A CENTRAL MAINE PERSPECTIVE ON THE CAMBRO-ORDOVICIAN GANDER TERRANE
Along the northwestern flank of the CMT, Ordovician black shales and turbidites underlie a Silurian fining-upward sequence. Ribbon limestones are prominent in the central part of the basin. A clastic sequence along the southeast flank (Vassalboro) contrasts only slightly with rocks of the FT, which both coarsen and become increasingly calcareous upward. In the CMT, upright folds with dominantly SE-younging limbs and anticlockwise cleavage typify Acadian dextral transpression; they locally overprint early structures whose vergence is unknown. The FT preserves early SE-vergent structures in the footwall of the Liberty-Orrington thrust.

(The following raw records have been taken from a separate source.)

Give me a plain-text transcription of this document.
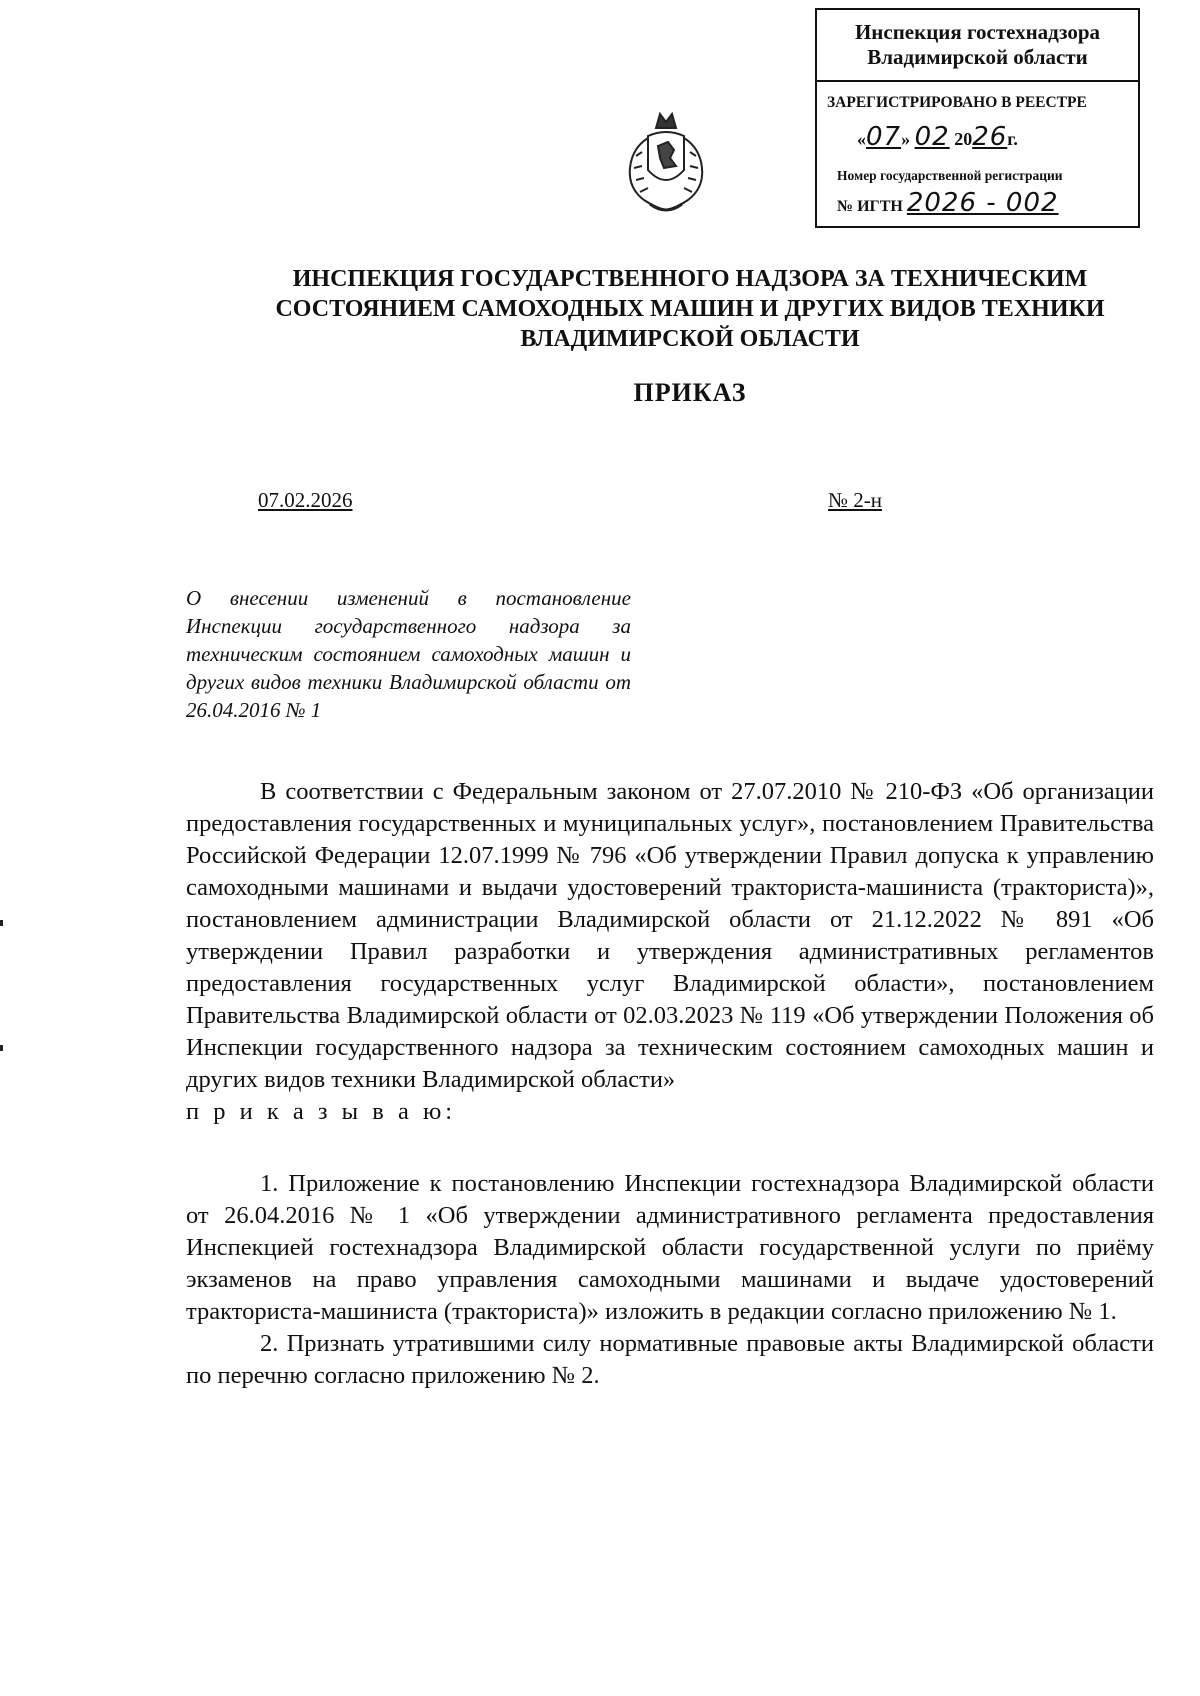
Инспекция гостехнадзора Владимирской области
ЗАРЕГИСТРИРОВАНО В РЕЕСТРЕ
«07» 02 2026г.
Номер государственной регистрации
№ ИГТН 2026 - 002
ИНСПЕКЦИЯ ГОСУДАРСТВЕННОГО НАДЗОРА ЗА ТЕХНИЧЕСКИМ СОСТОЯНИЕМ САМОХОДНЫХ МАШИН И ДРУГИХ ВИДОВ ТЕХНИКИ ВЛАДИМИРСКОЙ ОБЛАСТИ
ПРИКАЗ
07.02.2026	№ 2-н
О внесении изменений в постановление Инспекции государственного надзора за техническим состоянием самоходных машин и других видов техники Владимирской области от 26.04.2016 № 1

В соответствии с Федеральным законом от 27.07.2010 № 210-ФЗ «Об организации предоставления государственных и муниципальных услуг», постановлением Правительства Российской Федерации 12.07.1999 № 796 «Об утверждении Правил допуска к управлению самоходными машинами и выдачи удостоверений тракториста-машиниста (тракториста)», постановлением администрации Владимирской области от 21.12.2022 № 891 «Об утверждении Правил разработки и утверждения административных регламентов предоставления государственных услуг Владимирской области», постановлением Правительства Владимирской области от 02.03.2023 № 119 «Об утверждении Положения об Инспекции государственного надзора за техническим состоянием самоходных машин и других видов техники Владимирской области»

п р и к а з ы в а ю:

1. Приложение к постановлению Инспекции гостехнадзора Владимирской области от 26.04.2016 № 1 «Об утверждении административного регламента предоставления Инспекцией гостехнадзора Владимирской области государственной услуги по приёму экзаменов на право управления самоходными машинами и выдаче удостоверений тракториста-машиниста (тракториста)» изложить в редакции согласно приложению № 1.

2. Признать утратившими силу нормативные правовые акты Владимирской области по перечню согласно приложению № 2.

Ganderia separated from Gondwana either because of its back-arc position or due to ridge jump. In the Early Ordovician, spatially heterogeneous ophiolite obduction (Penobscot orogeny) consolidated the terrane, which was then fragmented and dispersed following subduction polarity reversal. Hurricane Mountain mélange marks the site of Late Ordovician arc-arc collision (Popologan-Boil Mountain). Salinic convergence, related to a sub-Laurentian near-flat slab (short-lived Attean-Point aux Trembles arc), brought the distal, northern Gander and main southern block (St. Croix and its Ellsworth allochthon) together along the LO (Dog Bay) Line by 424 Ma. Timor-like uplift shed sediments northwestward and caused Late Silurian black shale deposition farther northwest. Finally, the Acadian foreland basin migrated northwestward behind the Coastal Volcanic Belt and Gander-Avalon suture in the Gulf of Maine. The best modern analog of the Gander terrane is the New Caledonia-Norfolk Ridge microcontinent, which locally experienced intra-oceanic ophiolite obduction and whose complex evolution has just begun.